Our team is focused on bringing AI into clinical use, safely, ethically and cost effectively. Our work is organized in two broad work-streams.
Given the high interest in using large language models (LLMs) in medicine, the creation and use of LLMs in medicine needs to be actively shaped by provisioning relevant training data, specifying the desired benefits, and evaluating the benefits via testing in real-world deployments.
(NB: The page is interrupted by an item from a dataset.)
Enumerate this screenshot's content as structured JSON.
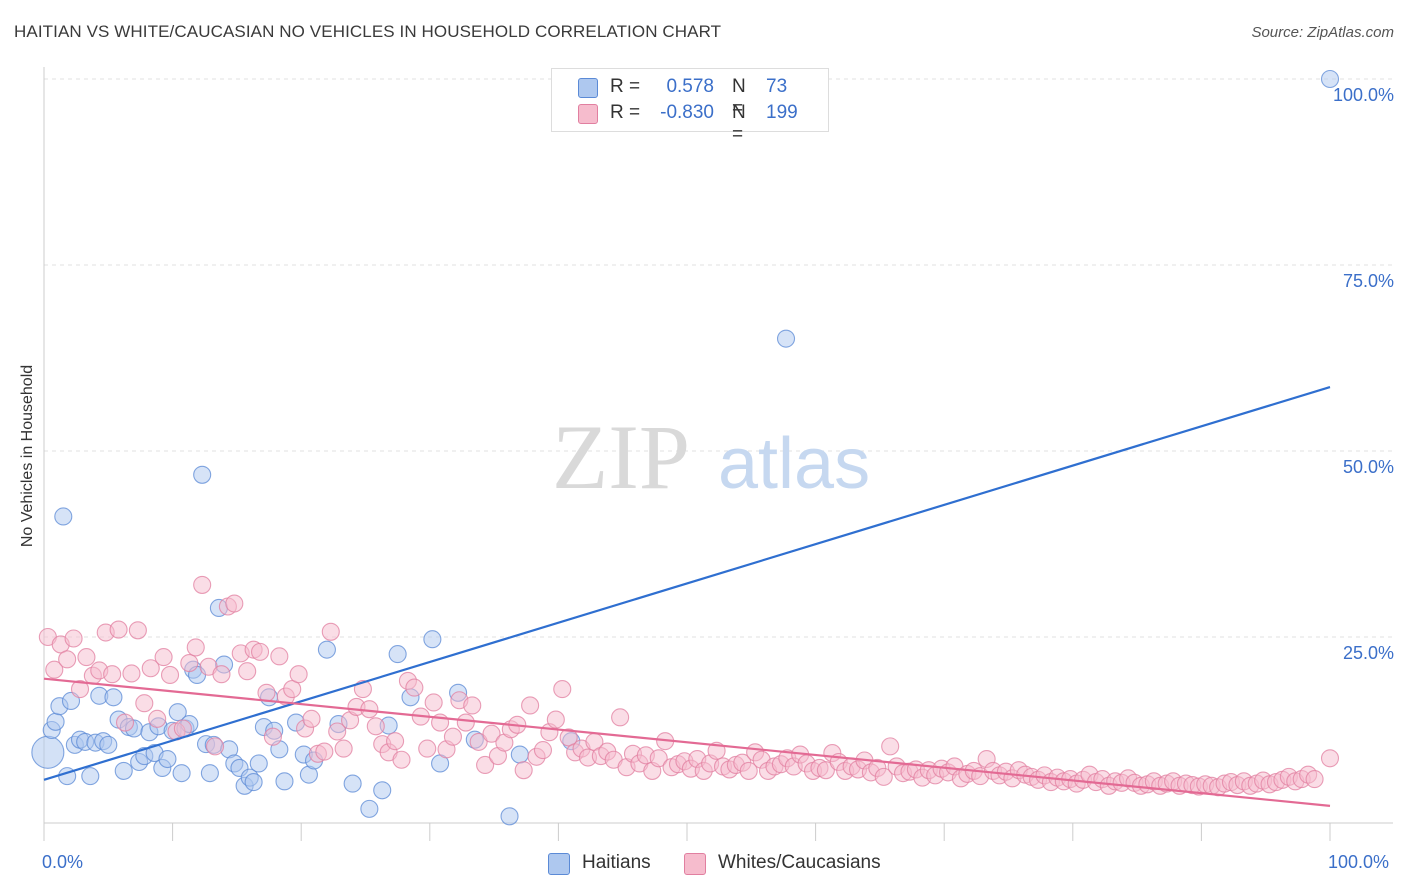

We study whether commercial language models support real-world needs or are able to follow medical instructions that clinicians would expect them to follow. We build clinical foundation models such as CLMBR, MOTOR and verify their benefits such as robustness over time, populations and sites. In addition we make available de-identified datasets such as EHRSHOT for few-shot evaluation of foundation models and are working to release multi-modal datasets such as INSPECT.
Whether a classifier or prediction model is usefulness in guiding care depends on the interplay between the model's output, the intervention it triggers, and the intervention’s benefits and harms.
We study this interplay to inform the work of the Data Science Team at Stanford Healthcare. Our work stemmed from the effort in improving palliative care using machine learning. Blog posts at HAI summarize our work in easily accessible manner. Ensuring that machine learning models are clinically useful requires quantifying the impact of work capacity constraints on achievable benefit, estimating individualized utility, and learning optimal decision thresholds.